Two main reasons that attributed to the use of MSCs for experimental validation are: Firstly, MSCs are identified as important participants in the pathogenesis of various rheumatic diseases [38,39]. Secondly, osteoblasts, which are differentiated MSCs, play significant roles during bone formation [40]. Previous studies indicate that MSCs are involved in HO progression [10], notably during AS [7,8,41]. Yu et al. suggested that MSCs play a key role in chondrocyte proliferation, hypertrophy, calcification, and osteoblasts differentiation during AS-induced HO [3]. In the current study, the low expression of TCP1 was observed in both MSCs and the nuclei of fibrochondrocytes of ligament samples. These findings validate to an extent, the potential role of TCP1 in HO inhibition.

However, this study is not completely devoid of shortcomings.
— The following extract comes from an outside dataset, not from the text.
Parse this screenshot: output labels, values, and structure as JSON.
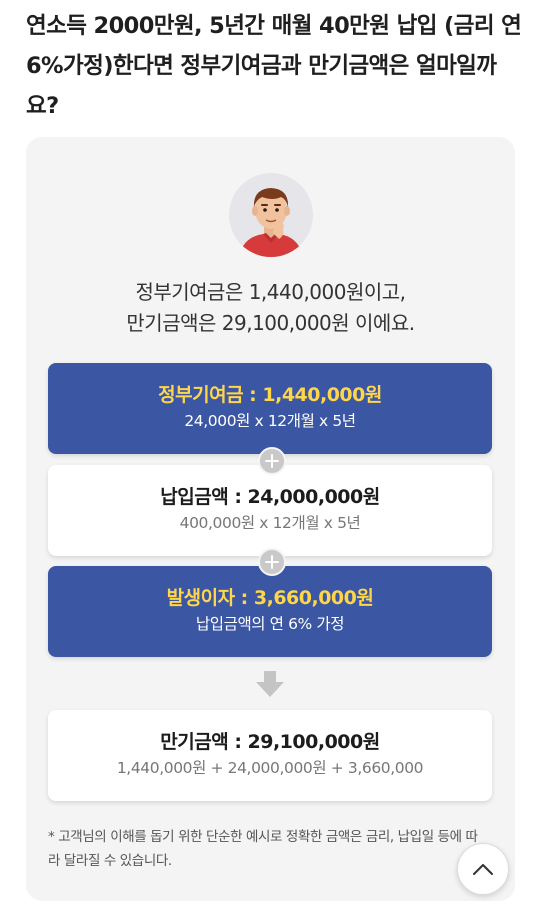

Although molecular experiments preliminarily validate the findings in the present study, a larger sample size, more detailed clinical data, and functional studies of key genes are necessary. Additionally, the expression of key genes is subjected to change due to inflammatory microenvironments, different cell types, differentiation directions, and durations. Hence, further elucidation of the specific roles of these key genes would support the present findings and help understand the etiology of HO progression in AS in future studies.

Conclusions

This study adopts a novel approach of investigating AS-related HO by constructing co-expression networks for identifying key modules and genes involved in pathogenesis. One key module and two genes are reported to be crucial components in the molecular mechanism of AS-related HO. The low expression levels of TCP1 and PSMC1 gene in AS patients may result in the formation of HO directly or indirectly. This finding can direct future investigations on AS-related HO and the treatment of abnormal osteogenesis. Further experimental validation of these key genes is needed for better comprehension of the molecular mechanisms underlying AS-related HO.